Addressing a meeting in Madrid via teleconference, Greenspan said the recent boom in Chinese stocks could not last.
"It is clearly unsustainable," he said "There's going to be a dramatic contraction at some point."
The main Shanghai index has nearly tripled in past year and is up 56 percent so far in 2007.
Greenspan also said a correction could cause problems for Chinese personal wealth.
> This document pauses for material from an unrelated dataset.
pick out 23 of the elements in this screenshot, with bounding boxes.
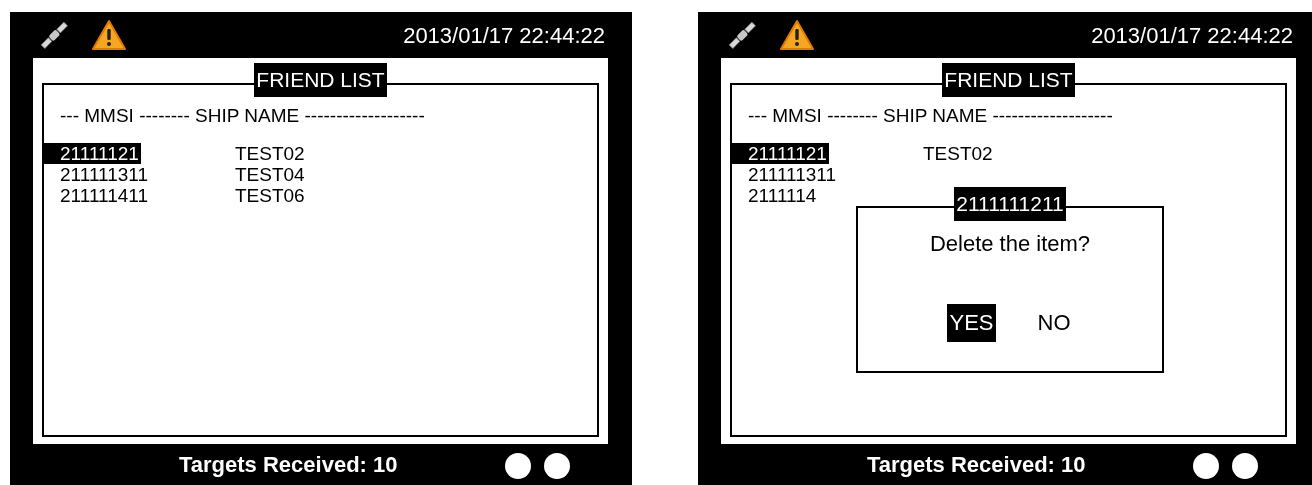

Some analysts have speculated that the Chinese government could be tempted to dip into its reserves to bail out any stung investors and avoid social unrest.
Greenspan, who stepped down as Fed governor last year, said cheap Chinese imports were one of the elements stoking world growth, along with Eastern European workers and the knock-on effects on lower inflation and rates.
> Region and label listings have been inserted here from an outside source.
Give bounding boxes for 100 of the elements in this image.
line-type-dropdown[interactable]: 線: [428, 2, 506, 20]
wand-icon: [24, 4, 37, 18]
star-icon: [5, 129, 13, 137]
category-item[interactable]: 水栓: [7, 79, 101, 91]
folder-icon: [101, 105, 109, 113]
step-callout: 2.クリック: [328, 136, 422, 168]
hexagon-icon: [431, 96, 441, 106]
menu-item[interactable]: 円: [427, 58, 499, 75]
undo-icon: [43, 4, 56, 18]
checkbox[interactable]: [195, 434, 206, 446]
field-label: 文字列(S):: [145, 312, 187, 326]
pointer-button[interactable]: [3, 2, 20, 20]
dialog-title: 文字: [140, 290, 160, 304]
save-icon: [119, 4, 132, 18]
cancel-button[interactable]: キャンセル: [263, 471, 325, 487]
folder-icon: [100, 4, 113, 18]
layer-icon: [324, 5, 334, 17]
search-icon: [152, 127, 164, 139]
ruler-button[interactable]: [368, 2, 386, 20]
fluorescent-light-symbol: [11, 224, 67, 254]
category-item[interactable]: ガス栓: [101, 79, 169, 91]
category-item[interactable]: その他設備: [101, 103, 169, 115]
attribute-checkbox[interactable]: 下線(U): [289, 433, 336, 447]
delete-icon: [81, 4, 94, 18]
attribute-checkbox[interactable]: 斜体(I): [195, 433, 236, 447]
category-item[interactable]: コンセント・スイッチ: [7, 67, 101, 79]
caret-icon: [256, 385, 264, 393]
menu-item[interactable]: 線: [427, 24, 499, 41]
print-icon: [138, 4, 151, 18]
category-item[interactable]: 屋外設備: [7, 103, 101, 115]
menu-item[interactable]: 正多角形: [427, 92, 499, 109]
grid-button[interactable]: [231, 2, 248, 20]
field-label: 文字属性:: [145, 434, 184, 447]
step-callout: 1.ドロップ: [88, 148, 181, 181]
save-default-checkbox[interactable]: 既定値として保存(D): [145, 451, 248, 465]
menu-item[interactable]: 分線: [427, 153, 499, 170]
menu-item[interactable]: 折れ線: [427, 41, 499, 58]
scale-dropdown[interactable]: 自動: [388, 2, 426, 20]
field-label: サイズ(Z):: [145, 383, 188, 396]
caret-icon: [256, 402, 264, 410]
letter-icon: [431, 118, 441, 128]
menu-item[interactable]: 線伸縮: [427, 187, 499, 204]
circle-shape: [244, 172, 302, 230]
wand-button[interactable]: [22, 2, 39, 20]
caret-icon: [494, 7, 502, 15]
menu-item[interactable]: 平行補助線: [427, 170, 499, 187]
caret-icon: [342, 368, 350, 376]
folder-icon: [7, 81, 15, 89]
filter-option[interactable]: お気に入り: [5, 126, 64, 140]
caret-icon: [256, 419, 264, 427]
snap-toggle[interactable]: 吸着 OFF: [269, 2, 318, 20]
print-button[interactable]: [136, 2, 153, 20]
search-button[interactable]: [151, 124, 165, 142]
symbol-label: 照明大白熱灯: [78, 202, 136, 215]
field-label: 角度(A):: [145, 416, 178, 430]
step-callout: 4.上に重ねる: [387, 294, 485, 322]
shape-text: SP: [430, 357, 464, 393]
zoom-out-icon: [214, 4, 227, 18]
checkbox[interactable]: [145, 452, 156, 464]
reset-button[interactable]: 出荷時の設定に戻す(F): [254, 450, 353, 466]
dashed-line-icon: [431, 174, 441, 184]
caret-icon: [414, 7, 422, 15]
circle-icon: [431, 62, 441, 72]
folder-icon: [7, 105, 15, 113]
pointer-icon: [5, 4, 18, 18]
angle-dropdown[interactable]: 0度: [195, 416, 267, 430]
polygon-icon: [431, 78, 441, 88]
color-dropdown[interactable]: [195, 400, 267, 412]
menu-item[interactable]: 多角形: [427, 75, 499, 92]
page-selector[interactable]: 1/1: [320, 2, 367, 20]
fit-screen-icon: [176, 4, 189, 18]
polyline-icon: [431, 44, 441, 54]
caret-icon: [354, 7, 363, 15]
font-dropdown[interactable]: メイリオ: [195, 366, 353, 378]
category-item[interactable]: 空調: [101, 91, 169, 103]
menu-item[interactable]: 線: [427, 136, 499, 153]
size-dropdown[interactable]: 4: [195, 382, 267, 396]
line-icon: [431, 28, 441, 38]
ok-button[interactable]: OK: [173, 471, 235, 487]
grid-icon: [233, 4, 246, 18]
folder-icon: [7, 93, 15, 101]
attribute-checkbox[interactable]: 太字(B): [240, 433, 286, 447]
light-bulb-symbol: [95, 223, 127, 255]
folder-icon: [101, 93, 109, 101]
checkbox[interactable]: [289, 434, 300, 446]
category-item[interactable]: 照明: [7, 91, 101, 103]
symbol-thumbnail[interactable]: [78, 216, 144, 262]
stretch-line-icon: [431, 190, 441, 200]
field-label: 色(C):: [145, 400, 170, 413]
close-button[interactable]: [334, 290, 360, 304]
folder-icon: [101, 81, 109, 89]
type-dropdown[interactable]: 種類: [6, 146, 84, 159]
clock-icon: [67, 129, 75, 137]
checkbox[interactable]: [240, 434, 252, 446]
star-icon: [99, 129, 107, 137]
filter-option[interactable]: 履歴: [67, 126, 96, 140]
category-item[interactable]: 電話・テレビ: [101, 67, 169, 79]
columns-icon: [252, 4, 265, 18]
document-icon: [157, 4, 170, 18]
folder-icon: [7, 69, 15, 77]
"In the last five years, the world as a whole is a growing faster than at any time in the world's history," he said. "It can't last and it won't last because it's a one-shot adjustment."
Greenspan said asset prices around the world could fall but that the economy may escape unscathed if it were flexible enough to absorb asset price shocks.
"We will get major declines in certain levels but it need not feed back significantly to levels of employment or the real economy," he said.
Earlier this month, Greenspan reiterated that he believed there was a one-third chance the U.S. economy, the world's largest, would slip into recession this year.
On Wednesday, he said the United States had no problem financing its current account deficit.
"I am ... not particularly concerned about the current account deficit per se. I think that is essentially a market force," he said, adding that the budget deficit worried him more.
Asked about oil prices, which rose strongly last year and were around $70 a barrel on Wednesday, Greenspan said: "The problem of crude oil is not that we're peaking or running out of oil, we're not, the problem of oil is access."
He saw difficulties ahead for world energy markets over coming years if geopolitical issues continued to plague major suppliers and investment remained at insufficient levels.